Two-phonon scattering in non-polar semiconductors: a first-principles study of warm electron transport in Si

TL;DR

This study uses first-principles calculations to analyze electron mobility in silicon, revealing that two-phonon scattering processes significantly influence charge transport beyond the traditional one-phonon approximation.

Contribution

It demonstrates the importance of including two-phonon scattering in first-principles models to accurately predict electron mobility in non-polar semiconductors.

Findings

One-phonon theory overestimates the warm electron coefficient by over a factor of two.

Including two-phonon scattering aligns theoretical predictions with observed mobility.

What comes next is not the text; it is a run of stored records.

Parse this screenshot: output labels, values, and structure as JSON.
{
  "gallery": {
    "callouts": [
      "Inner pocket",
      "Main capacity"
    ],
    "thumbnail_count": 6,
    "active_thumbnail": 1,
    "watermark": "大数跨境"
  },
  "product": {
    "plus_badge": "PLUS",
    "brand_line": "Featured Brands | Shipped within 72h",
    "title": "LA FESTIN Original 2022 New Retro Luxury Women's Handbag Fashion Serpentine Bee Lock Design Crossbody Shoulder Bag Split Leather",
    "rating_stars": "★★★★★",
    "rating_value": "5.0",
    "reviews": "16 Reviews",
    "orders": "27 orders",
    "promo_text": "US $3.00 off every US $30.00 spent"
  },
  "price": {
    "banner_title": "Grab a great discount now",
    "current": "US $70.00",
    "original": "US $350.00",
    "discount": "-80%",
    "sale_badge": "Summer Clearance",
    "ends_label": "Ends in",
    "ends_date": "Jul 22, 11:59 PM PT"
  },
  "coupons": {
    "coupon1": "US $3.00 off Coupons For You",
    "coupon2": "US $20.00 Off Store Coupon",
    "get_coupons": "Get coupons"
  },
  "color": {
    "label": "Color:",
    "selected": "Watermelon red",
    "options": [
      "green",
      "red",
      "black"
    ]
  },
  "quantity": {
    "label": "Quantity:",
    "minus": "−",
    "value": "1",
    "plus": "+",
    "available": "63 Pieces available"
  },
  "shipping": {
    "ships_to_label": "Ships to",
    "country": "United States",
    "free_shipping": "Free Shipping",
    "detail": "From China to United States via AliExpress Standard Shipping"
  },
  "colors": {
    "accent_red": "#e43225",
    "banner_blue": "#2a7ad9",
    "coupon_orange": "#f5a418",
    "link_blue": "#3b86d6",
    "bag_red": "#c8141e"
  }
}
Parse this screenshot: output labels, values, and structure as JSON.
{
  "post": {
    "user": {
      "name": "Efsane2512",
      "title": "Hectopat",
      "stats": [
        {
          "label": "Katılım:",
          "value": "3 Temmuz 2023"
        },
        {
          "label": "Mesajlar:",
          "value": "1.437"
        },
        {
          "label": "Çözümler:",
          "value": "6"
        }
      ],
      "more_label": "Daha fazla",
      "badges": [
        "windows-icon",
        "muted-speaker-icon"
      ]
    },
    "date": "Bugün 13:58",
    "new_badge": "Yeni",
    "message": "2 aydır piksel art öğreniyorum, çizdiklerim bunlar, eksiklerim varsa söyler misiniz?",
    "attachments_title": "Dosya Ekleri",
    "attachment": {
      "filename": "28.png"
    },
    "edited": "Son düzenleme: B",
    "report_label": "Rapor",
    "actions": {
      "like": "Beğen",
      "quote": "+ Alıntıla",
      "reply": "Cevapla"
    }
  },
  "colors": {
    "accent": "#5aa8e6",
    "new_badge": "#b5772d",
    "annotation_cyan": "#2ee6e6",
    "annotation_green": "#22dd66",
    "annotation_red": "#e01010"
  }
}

Higher-order electron-phonon interactions are non-negligible in non-polar semiconductors.

Abstract

The ab-initio theory of charge transport in semiconductors typically employs the lowest-order perturbation theory in which electrons interact with one phonon (1ph). This theory is accepted to be adequate to explain the low-field mobility of non-polar semiconductors but has not been tested extensively beyond the low-field regime. Here, we report first-principles calculations of the electric field-dependence of the electron mobility of Si as described by the warm electron coefficient, $\beta$. Although the 1ph theory overestimates the low-field mobility by only around 20%, it overestimates $\beta$ by over a factor of two over a range of temperatures and crystallographic axes. We show that the discrepancy in $\beta$ is reconciled by inclusion of on-shell iterated 2-phonon (2ph) scattering processes, indicating that scattering from higher-order electron-phonon interactions is non-negligible even in non-polar semiconductors. Further, a ~20% underestimate of the low-field mobility with 2ph scattering suggests that non-trivial cancellations may occur in the perturbative expansion of the electron-phonon interaction.